Nel trapasso dal paganesimo al cristianesimo e dal potere degli imperatori al potere politico dei pontefici, si viene operando una profonda trasformazione degli organismi sociali e delle coscienze dei cittadini. Il Medioevo, dunque, non è più un periodo di involuzione e di decadenza, ma di evoluzione, sia pure lenta e faticosa, verso le concezioni moderne dei diritti dell’uomo e del cittadino.
Napoli cessa di essere la città del piacere, il delizioso giardino degli ozi dei romani, e viene facendosi, a poco a poco, una coscienza nuova, che si manifesta in una più virile volontà di lavoro, sotto lo stimolo di una forte colonia di ebrei. S’incrementano industrie e commerci specie con l’Oriente; si intensifica la coltivazione della terra e la popolazione sale rapidamente fino a sfiorare a metà del VII secolo i 40.000 abitanti.
Né, per questo, si trascura la cultura, che, se non è più quella del tempo aureo della Napoli greco-romana, è tenuta su dai monaci basiliani, uno dei cui abati, Eugipio, è elogiato da Cassiodoro per la profonda conoscenza della letteratura classica e di quella cristiana.
La trasformazione fu lenta ma radicale.

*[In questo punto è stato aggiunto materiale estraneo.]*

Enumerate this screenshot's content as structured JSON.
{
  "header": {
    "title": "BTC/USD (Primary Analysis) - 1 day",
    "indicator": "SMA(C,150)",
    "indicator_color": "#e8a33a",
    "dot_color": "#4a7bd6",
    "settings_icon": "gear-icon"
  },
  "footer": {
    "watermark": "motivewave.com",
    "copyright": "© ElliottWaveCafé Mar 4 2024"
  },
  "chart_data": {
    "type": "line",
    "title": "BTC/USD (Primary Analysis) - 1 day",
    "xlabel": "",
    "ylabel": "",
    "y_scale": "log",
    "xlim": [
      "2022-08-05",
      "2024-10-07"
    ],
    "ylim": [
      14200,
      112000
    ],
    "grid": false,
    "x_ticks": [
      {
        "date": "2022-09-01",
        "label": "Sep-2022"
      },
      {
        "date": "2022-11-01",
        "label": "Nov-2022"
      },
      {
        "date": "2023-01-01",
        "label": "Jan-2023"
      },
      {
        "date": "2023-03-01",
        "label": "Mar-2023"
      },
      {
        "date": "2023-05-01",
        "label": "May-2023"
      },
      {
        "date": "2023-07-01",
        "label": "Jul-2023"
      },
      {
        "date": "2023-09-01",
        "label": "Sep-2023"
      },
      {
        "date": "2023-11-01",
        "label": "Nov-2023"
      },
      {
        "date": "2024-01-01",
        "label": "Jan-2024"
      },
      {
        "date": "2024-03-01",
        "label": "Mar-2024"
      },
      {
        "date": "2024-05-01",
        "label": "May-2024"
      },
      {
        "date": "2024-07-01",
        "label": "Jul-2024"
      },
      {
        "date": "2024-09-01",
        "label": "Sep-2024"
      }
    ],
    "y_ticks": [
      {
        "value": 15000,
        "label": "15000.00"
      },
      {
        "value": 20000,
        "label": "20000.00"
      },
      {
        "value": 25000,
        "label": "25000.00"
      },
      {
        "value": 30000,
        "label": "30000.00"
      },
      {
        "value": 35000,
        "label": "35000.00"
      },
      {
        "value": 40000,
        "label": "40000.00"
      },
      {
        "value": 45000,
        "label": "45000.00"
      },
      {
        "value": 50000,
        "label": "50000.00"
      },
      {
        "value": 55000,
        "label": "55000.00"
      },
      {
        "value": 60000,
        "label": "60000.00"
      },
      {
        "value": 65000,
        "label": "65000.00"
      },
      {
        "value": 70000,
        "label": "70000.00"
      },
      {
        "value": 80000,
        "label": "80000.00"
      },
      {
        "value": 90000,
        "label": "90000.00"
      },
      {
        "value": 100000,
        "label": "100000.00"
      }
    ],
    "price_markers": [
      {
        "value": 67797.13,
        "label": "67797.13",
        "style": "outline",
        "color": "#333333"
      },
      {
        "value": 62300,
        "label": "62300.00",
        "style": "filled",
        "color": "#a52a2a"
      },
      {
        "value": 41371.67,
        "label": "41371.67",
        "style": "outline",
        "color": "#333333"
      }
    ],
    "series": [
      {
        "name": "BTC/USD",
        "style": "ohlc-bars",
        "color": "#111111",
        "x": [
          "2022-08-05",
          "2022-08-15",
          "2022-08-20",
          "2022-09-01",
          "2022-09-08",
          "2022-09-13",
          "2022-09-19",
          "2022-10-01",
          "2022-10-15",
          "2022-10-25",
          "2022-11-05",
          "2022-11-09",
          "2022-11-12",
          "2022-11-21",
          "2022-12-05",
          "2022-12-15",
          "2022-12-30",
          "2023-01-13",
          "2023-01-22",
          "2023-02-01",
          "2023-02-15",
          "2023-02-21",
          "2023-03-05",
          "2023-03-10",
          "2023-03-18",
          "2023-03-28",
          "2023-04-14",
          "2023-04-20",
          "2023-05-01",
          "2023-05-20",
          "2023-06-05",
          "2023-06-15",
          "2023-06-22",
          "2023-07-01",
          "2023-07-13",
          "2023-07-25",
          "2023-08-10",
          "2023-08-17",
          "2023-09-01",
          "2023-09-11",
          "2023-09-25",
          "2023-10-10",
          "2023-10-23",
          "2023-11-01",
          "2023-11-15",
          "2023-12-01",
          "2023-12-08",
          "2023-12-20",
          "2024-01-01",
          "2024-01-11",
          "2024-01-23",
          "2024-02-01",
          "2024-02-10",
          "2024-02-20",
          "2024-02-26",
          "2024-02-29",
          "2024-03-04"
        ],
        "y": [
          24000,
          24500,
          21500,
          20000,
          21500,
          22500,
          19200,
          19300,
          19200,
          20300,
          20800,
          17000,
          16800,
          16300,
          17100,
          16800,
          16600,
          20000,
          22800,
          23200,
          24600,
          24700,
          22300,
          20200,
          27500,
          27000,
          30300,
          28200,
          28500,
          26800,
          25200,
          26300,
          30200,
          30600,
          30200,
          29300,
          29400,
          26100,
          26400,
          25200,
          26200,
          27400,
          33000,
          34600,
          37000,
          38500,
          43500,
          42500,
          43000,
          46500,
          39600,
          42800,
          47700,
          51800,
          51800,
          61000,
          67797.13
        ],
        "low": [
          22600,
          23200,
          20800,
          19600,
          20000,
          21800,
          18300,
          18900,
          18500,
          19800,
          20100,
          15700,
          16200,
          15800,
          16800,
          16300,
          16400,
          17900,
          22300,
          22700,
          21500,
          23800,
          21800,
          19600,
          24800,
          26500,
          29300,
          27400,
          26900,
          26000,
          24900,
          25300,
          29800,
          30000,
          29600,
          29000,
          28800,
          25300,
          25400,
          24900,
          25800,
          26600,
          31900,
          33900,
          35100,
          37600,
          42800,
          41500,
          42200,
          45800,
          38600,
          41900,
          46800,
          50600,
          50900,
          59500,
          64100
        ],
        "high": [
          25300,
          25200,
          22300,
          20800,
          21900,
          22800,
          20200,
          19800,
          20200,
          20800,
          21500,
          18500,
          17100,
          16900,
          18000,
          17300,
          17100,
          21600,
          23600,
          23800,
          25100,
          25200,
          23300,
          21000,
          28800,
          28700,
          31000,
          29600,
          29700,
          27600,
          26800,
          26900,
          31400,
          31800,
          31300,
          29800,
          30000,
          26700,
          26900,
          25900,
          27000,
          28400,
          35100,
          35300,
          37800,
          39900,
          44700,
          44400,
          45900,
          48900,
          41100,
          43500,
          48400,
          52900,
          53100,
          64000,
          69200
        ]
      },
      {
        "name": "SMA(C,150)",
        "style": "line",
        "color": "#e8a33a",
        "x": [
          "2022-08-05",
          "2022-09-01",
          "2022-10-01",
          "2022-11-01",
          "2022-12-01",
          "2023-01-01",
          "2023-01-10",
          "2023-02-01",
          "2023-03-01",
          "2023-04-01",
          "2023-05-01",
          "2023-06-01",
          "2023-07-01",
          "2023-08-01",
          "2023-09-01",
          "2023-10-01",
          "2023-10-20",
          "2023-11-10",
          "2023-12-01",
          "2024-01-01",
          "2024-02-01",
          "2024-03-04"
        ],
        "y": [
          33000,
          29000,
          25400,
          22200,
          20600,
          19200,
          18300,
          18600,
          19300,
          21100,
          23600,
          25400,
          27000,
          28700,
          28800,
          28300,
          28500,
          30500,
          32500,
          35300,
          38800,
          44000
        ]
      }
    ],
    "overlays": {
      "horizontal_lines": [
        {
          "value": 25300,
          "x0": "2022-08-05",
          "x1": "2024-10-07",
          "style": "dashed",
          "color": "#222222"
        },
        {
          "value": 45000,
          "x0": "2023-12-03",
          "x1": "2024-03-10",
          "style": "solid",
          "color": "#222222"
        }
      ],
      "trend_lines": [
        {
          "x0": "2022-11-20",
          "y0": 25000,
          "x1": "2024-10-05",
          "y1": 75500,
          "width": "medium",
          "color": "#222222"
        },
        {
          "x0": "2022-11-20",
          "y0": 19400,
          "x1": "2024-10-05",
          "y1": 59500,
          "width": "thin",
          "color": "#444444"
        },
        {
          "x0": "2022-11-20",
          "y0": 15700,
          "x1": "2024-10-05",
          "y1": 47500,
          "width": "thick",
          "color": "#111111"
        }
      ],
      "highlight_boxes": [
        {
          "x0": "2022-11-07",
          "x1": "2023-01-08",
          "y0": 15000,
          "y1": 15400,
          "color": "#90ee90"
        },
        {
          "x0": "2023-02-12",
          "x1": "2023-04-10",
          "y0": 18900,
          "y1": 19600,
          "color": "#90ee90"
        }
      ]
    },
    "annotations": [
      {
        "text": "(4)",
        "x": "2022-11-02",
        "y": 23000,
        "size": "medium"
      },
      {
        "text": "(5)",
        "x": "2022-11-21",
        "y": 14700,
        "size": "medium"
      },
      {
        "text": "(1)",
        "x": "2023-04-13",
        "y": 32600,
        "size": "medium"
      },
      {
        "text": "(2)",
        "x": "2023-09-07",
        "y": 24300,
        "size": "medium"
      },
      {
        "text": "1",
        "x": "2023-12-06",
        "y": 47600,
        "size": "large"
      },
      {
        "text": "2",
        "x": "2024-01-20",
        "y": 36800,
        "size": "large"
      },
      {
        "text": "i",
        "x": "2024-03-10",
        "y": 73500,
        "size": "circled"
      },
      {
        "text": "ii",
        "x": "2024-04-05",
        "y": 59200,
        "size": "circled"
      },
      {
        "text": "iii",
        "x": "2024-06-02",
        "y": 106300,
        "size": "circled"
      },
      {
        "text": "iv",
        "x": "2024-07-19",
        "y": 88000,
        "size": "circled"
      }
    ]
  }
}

E agì in tutti i campi, dalla religione alla cultura, dalla politica all’arte, dagli ordinamenti amministrativi alla morale e alle strutture sociali.
I bizantini mantennero, per un certo tempo, le istituzioni romane: non per nulla, infatti, gli imperatori d’Oriente e, segnatamente, Giustiniano, si consideravano gli eredi e i continuatori di Roma e miravano alla riunificazione dell’Impero, riconquistandone l’Occidente. A Napoli furono preceduti dai Goti che per il breve tempo del loro dominio, e per il timore delle continue minacce dei Longobardi, non avevano potuto metter mano a nulla: (per tutto il secolo VI, d’altronde, le dominazioni si succedettero assai rapidamente e caoticamente, perché qualcuna di esse avesse potuto imprimere il proprio segno all’assetto della città).
Sulla fine del VI secolo, incombevano sui napoletani i pericoli e le minacce dei Longobardi, che allargavano sempre più la loro espansione in Italia. Da Benevento, essi puntavano direttamente verso il Tirreno, considerato sbocco naturale della loro potenza. Nel 581 assediarono Napoli con esito negativo. Il loro impeto si infranse contro le possenti mura della città che i Bizantini avevano avuto fretta di ricostruire, dopo la distruzione operata da Teia. Insisterono, però, nell’impresa; e, nel
592, Arechi di Benevento e Ariulfo di Spoleto, mossero di nuovo all’assalto e, forse, dato lo scarso presidio bizantino che difendeva la città, questa volta sarebbero riusciti a impadronirsene, se papa Gregorio I, sostituendosi all’inerte Esarca, non avesse inviato a Napoli il tribuno Costanze ad organizzarvi la resistenza del popolo.
Un terzo tentativo, nel 599, fallì anch’esso. L’intervento di Gregorio I ebbe un effetto salutare sullo spirito dei napoletani. Diede loro la coscienza di valere, sol che ne avessero la volontà, a provvedere da soli alla difesa della loro città e della loro libertà, rintuzzando l’offesa di qualsiasi nemico anche potente. Tutti i campani, che si sentivano minacciati nei loro paesi dai Longobardi, si rifugiarono a Napoli sicuri di trovarvi valida protezione ed asilo sicuro. Non solo: ma, per la prima volta nel corso della loro storia, i napoletani si sentirono fieri e gelosi della loro indipendenza. Avendo, infatti, Gregorio I dimostrato di voler porre Napoli sotto lo scudo protettivo dello Stato della Chiesa, i napoletani gli si opposero fermamente. Nelle loro coscienze, fermentava già qualcosa di quello spirito, che, nel VII secolo, li rese capaci di scrivere la pagina più gloriosa della loro storia: quella del Ducato autonomo.